ASPI Note: Understanding the U.S.-China Climate Declaration
November 19th, 2021 by Betty Wang and Thom Woodroofe | 21/03
What happened: During the final days of the UN’s COP26 Climate Change Conference, the U.S. and China issued a “Joint Glasgow Declaration on Enhancing Climate Action in the 2020s.” This helped inject newfound momentum into the multilateral negotiations and in itself was a critical outcome from Glasgow.
The background: Under the Obama administration, the U.S. and China issued three landmark joint statements on climate change. These demonstrated that the two largest emitters were prepared to work together on combatting climate change following the fractious period around the Copenhagen talks in 2009. They were instrumental for first securing — and then helping bring into force — the 2015 Paris Agreement.
After the tumultuous period of the Trump administration, and given the weight of its own domestic climate actions, the Biden administration set out two pre-conditions for restarting this cooperation upon taking office. First, that climate was treated as a “standalone” issue in the bilateral relationship, and second that China would build on its existing plans to reduce emissions this decade. From Washington’s perspective, China’s progress on both up until COP26 had been moot, notwithstanding a number of recent announcements, including a new moratorium on their financing of coal-fired power projects in the Belt and Road Initiative.
What was in the Joint Declaration: The declaration largely reaffirmed the domestic commitments already made by both countries, but included a handful of significant new elements:
- Reaffirming the Paris Agreement’s Temperature Limits: The two sides recognized that there remains a significant ambition gap globally in order to stay within the temperature limits of the Paris Agreement and that this requires additional action in the coming decade.
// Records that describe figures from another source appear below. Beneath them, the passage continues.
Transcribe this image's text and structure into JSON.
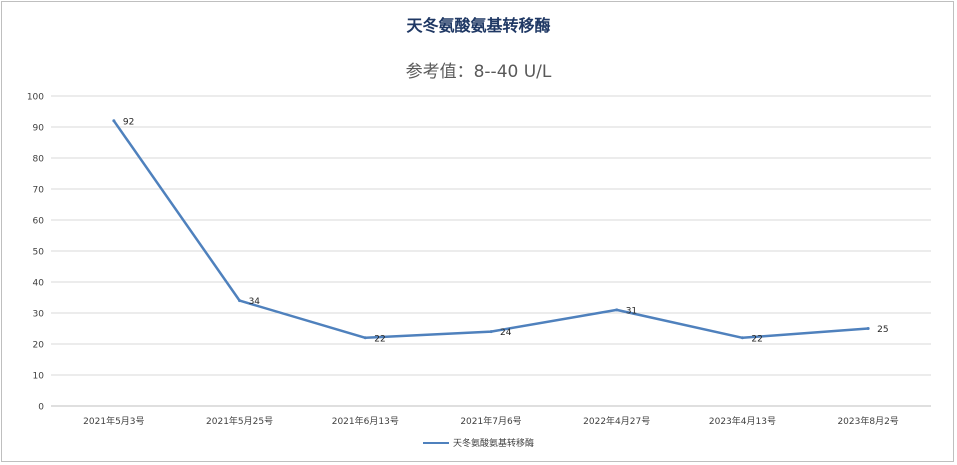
{
  "chart_data": {
    "type": "line",
    "title": "天冬氨酸氨基转移酶",
    "subtitle": "参考值：8--40 U/L",
    "categories": [
      "2021年5月3号",
      "2021年5月25号",
      "2021年6月13号",
      "2021年7月6号",
      "2022年4月27号",
      "2023年4月13号",
      "2023年8月2号"
    ],
    "series": [
      {
        "name": "天冬氨酸氨基转移酶",
        "values": [
          92,
          34,
          22,
          24,
          31,
          22,
          25
        ],
        "color": "#4f81bd"
      }
    ],
    "ylim": [
      0,
      100
    ],
    "yticks": [
      0,
      10,
      20,
      30,
      40,
      50,
      60,
      70,
      80,
      90,
      100
    ],
    "grid": true,
    "legend_position": "bottom",
    "data_labels": true
  }
}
Importantly, China confirmed it will “make best efforts to accelerate” its plan to peak coal consumption by 2025. With China’s use of coal accounting for more than 20% of the world’s carbon emissions, this is critical — including for China to ideally peak their overall emissions around the same time and to be able to reach its goal of carbon neutrality by 2060.
- Re-establishing a U.S.-China Working Group: Titled a “Working Group on Enhancing Climate Action in the 2020s,” this resembles the U.S.-China Climate Change Working Group that was first established in 2013 and will likely cover a number of thematic streams. This is an idea the Asia Society Policy Institute has been advancing to provide a framework for technical cooperation and exchange between the two countries to recommence.
- Working Together on Methane Reductions: The two countries will work in the first half of 2022 and ahead of COP27 in November to discuss what more can be done, including with respect to standards and international support. While China stopped short of joining the Global Methane Pledge signed by 100 other countries, this will potentially provide a more robust schedule for ensuring China acts to reduce this potent pollutant.
Reading between the lines: U.S. Envoy for Climate John Kerry and Chinese Special Climate Envoy Xie Zhenhua met 30 times throughout the year in the lead-up to this declaration, including during two visits by Kerry to China. However, this declaration marks a turning point in establishing a framework for that engagement to now translate into practical cooperation.
For China, it helped show they had not come entirely empty-handed to COP26 after criticism for Xi Jinping’s non-attendance and for not bringing forward any headline new ambition in their 2030 targets. For the United States, it helped show they have at least secured a signal from Beijing that they hope to do more this decade to reduce emissions and a bilateral process to hold them to account.
What to watch: The declaration helped smooth the runway for this week’s virtual summit between Biden and Xi. With both leaders using that summit to stabilize the relationship for the year ahead, we can expect the new working group to now be established quickly.
China’s isolation with India in the final COP26 plenary over language around coal in the final “Glasgow Climate Pact” has also created additional pressure on Beijing to move further and faster, as has the request of the outcome text for countries to come back to the table on their 2030 targets again next year.